Quel est le rôle de l’Etat, alors ? 

Je pense que l’Etat doit tout d’abord prendre cela pour exemple pour son propre comportement avec ses employés et il faut qu’il encourage cet exemple de management des relations professionnelles à travers notamment la formation. Plus précisément, il faut qu’il assume sa responsabilité de réussir de grands projets dans ce cadre, notamment, les indemnités sur la perte d’emploi, la généralisation de la couverture médicale et sociale, la facilitation de la formation continue pour les salariés, il y a plusieurs domaines où l’Etat peut agir pour aider à développer cette nouvelle culture.

Y a-t-il des déterminants dans le comportement des acteurs économiques pour favoriser une dissémination des pratiques socialement responsables ?
L’organisation socialement responsable est celle qui se distingue par deux principes essentiels et qui ont fait que les USA et la Turquie par exemple occupent les premières places au niveau de l’économie mondiale. La première des choses, c’est la citoyenneté, on ne peut pas parler de responsabilité sociale sans citoyenneté économique, je parle d’une citoyenneté dans le sens où l’entrepreneur se dit membre à part entière d’une société et intègre, dès lors, les préoccupations de ses riverains dans sa stratégie.

Un entrepreneur responsable c’est d’abord un entrepreneur qui donne une portée nationale à son action, c’est-à-dire un entrepreneur patriote et citoyen qui est en phase avec les choix stratégiques de l’ensemble des composantes de sa société, qui paye ses impôts et déclare ses salariés, qui contribue à l’organisation de la protection sociale et la couverture médicale pour ses salariés. Qui contribue à la recherche

scientifique et à la formation de ses employés.

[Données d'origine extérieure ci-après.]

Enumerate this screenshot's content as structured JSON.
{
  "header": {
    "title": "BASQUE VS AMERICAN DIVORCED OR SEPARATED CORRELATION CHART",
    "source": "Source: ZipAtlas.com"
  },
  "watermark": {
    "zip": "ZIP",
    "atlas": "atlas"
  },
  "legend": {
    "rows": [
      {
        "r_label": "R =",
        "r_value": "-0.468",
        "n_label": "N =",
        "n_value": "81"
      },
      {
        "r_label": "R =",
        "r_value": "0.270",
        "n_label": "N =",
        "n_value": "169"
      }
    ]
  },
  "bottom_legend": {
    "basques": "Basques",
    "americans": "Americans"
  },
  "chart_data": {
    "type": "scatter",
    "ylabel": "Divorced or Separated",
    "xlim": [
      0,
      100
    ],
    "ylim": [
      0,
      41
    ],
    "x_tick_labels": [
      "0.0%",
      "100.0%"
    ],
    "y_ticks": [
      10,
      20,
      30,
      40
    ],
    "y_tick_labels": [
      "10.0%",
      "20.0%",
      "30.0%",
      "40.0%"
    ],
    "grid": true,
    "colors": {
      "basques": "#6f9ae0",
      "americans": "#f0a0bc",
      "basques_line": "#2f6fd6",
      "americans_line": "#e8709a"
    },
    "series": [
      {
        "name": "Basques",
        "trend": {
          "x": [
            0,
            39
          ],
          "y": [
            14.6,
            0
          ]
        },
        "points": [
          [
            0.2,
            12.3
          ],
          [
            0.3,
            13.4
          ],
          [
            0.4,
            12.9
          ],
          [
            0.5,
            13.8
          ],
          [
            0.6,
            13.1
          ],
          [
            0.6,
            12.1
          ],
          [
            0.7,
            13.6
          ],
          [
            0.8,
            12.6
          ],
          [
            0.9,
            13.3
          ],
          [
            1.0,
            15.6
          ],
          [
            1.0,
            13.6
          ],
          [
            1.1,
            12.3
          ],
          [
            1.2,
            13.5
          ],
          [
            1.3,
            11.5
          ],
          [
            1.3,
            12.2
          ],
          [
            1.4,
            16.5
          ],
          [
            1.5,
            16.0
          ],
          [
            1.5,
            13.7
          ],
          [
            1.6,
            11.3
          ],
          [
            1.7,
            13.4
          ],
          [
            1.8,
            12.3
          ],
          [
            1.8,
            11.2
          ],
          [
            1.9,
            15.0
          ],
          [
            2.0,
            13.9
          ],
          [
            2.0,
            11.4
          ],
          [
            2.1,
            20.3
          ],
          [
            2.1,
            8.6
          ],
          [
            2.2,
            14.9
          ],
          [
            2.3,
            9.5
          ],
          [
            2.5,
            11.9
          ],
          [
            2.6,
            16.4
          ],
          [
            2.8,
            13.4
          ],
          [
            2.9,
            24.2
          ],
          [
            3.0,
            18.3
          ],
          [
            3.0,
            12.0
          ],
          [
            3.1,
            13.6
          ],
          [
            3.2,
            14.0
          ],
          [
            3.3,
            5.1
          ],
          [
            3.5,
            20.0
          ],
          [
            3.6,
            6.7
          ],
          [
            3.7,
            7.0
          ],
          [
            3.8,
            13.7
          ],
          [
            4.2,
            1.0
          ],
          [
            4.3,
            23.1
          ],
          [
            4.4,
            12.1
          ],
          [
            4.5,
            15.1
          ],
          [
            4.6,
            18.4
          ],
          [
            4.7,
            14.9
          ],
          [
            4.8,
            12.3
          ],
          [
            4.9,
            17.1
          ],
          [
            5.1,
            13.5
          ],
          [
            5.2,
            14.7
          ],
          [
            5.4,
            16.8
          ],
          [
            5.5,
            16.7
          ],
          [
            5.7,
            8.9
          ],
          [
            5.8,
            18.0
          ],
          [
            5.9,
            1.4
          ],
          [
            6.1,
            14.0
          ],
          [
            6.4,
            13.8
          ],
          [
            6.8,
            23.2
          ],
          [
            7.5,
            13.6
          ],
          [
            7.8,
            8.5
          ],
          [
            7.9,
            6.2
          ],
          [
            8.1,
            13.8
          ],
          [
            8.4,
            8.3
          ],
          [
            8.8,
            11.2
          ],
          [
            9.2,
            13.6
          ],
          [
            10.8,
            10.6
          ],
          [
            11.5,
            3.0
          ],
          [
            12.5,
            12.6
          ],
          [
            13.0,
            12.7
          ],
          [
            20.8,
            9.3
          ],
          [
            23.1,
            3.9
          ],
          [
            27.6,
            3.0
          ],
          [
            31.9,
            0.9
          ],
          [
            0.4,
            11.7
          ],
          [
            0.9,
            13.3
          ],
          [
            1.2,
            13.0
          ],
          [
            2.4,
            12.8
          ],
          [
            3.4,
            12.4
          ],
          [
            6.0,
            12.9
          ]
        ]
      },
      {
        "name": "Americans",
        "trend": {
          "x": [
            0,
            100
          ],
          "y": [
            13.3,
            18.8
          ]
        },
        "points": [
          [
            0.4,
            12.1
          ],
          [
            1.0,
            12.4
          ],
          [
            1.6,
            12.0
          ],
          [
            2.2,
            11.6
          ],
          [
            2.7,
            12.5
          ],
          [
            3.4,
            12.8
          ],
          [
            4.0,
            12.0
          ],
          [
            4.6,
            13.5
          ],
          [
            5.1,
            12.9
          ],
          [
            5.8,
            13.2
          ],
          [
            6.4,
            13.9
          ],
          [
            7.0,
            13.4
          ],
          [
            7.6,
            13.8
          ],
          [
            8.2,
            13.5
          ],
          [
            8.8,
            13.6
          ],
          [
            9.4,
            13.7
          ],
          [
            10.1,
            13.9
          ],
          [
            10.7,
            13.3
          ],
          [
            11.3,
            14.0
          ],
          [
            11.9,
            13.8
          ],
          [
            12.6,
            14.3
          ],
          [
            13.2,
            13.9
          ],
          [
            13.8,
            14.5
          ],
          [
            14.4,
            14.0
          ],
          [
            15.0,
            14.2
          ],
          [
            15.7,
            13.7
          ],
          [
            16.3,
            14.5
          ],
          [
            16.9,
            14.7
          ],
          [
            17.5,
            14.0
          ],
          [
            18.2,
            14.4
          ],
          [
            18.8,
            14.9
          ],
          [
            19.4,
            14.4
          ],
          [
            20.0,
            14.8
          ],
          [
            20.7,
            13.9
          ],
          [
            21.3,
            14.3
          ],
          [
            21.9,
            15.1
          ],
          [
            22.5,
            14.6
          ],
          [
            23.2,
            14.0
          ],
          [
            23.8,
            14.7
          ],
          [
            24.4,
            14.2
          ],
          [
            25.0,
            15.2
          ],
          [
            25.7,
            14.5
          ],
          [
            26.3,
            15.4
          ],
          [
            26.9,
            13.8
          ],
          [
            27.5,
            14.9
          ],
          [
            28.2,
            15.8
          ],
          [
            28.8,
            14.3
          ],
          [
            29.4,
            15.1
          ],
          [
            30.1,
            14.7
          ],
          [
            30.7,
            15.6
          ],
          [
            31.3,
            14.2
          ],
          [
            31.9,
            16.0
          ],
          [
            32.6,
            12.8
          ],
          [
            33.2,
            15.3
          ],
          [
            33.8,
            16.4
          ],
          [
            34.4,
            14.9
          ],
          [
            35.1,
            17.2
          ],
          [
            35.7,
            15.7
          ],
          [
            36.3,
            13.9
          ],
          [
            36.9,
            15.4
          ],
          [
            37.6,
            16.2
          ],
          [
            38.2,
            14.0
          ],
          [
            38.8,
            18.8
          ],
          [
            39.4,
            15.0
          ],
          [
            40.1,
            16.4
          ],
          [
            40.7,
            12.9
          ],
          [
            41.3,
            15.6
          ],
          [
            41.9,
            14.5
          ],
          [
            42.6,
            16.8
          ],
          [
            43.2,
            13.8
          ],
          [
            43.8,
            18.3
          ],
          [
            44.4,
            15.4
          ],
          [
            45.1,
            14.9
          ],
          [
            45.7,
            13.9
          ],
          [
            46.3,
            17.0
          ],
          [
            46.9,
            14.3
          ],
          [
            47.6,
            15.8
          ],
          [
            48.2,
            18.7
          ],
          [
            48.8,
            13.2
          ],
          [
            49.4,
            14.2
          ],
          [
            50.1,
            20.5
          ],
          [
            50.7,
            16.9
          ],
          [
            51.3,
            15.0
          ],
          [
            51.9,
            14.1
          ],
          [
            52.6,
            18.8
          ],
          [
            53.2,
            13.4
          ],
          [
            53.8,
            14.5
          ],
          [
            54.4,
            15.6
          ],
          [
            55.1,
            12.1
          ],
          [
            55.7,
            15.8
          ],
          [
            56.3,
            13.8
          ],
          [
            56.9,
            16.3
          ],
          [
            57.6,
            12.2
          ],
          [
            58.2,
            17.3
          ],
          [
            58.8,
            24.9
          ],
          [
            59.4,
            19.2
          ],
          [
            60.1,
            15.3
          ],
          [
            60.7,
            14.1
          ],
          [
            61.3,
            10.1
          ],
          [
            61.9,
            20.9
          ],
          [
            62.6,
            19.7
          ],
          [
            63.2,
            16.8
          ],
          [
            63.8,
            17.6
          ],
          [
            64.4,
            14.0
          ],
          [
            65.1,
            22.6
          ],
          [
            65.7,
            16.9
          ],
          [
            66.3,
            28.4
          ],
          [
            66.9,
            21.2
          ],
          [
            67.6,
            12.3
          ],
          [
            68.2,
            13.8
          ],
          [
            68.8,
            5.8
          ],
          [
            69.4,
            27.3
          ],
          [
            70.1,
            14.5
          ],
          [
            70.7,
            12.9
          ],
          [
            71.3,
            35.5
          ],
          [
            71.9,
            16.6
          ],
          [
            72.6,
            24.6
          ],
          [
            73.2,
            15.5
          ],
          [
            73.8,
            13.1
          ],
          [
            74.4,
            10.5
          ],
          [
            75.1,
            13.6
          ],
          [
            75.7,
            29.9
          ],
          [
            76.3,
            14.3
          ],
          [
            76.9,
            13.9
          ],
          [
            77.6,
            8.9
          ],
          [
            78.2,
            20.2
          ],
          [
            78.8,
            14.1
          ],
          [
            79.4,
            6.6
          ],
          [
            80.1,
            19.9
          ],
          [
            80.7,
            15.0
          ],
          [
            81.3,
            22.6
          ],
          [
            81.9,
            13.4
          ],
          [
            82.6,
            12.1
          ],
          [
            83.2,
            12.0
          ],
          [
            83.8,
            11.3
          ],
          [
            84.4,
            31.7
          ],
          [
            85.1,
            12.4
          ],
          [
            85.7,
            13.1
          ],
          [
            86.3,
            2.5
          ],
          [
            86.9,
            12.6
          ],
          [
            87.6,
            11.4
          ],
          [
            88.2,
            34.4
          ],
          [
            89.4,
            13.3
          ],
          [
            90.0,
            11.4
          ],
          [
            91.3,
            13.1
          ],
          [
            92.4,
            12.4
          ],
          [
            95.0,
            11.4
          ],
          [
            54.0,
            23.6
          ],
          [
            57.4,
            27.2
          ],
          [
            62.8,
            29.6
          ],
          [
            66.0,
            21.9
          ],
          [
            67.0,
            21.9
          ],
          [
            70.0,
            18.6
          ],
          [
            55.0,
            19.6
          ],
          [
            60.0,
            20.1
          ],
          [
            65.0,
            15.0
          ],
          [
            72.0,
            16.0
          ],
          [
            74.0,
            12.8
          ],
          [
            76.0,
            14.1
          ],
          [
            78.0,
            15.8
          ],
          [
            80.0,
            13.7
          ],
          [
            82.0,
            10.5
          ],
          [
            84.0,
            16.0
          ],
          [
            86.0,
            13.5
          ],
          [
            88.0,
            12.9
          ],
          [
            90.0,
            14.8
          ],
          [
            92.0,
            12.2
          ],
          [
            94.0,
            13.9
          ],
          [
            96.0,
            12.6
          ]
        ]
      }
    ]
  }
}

Ce n’est pas un coût mais un gain… 

Bien sûr. Un entrepreneur socialement responsable contribue à l’élargissement de sa base nationale de production, à sa solidité, il contribue à financer la solidarité, et donc la stabilité sociale et politique. Il contribue également à la recherche scientifique et technologique en investissant dans l’innovation de la technologie, dans les métiers de l’avenir en formant son personnel et en améliorant ses conditions de travail. C’est cela aussi la modernité sociale et économique, il n’y a pas de responsabilité sociale sans adhésion à une modernité économique et sociale, il faut un entrepreneur patriote et citoyen. La force de l’économie américaine réside dans le patriotisme économique de ses organisations. La force de la Turquie, aujourd’hui, est due à un nationalisme économique de haute facture mais aussi à des entrepreneurs citoyens.

L’antithèse du patriotisme économique est-elle la prédation ?
La prédation est l’antithèse de la modernité et de la démocratie. Les prédateurs sont des antidémocrates et des antimodernistes même s’ils déclarent le contraire. Aujourd’hui, être démocrate et moderne c’est croire au mérite, à l’innovation, à la prise de risque, à la compétence et à la concurrence loyale.

L’Etat parfois sous le coût du chômage se trouve dans une position qui incite d’une manière directe ou indirecte à la création de zones de précarité, quel est le bon dosage entre flexibilité et garantie des droits sociaux des travailleurs ? 

Je crois que le droit ne se partage pas, il est indivisible. Une seule règle régit la relation entre l’Etat et la société, les employeurs et les salariés : la primauté du droit. Après, tout le reste doit être négocié et fait d’une façon concertée et partagée entre tous les acteurs. Il n’y a de flexibilité qu’admise entre l’ensemble des partenaires. Tout ce qui atterrit d’en haut pour des raisons d’Etat ou de contraintes de marché ne tiendra pas indéfiniment. Il faut s’acheminer vers une société de droit, où la règle doit être le respect strict de la législation du travail, le reste viendra de la négociation et de la concertation et l’adhésion de toutes les parties et tous les acteurs dans le cadre d’une démarche collective. Les situations de non-droit créent de la précarité et de l’instabilité de l’ordre social, occasionnent destruction de la recherche et créént la confusion et l’illisibilité. Bref, les situations de non-droit créent du non-sens.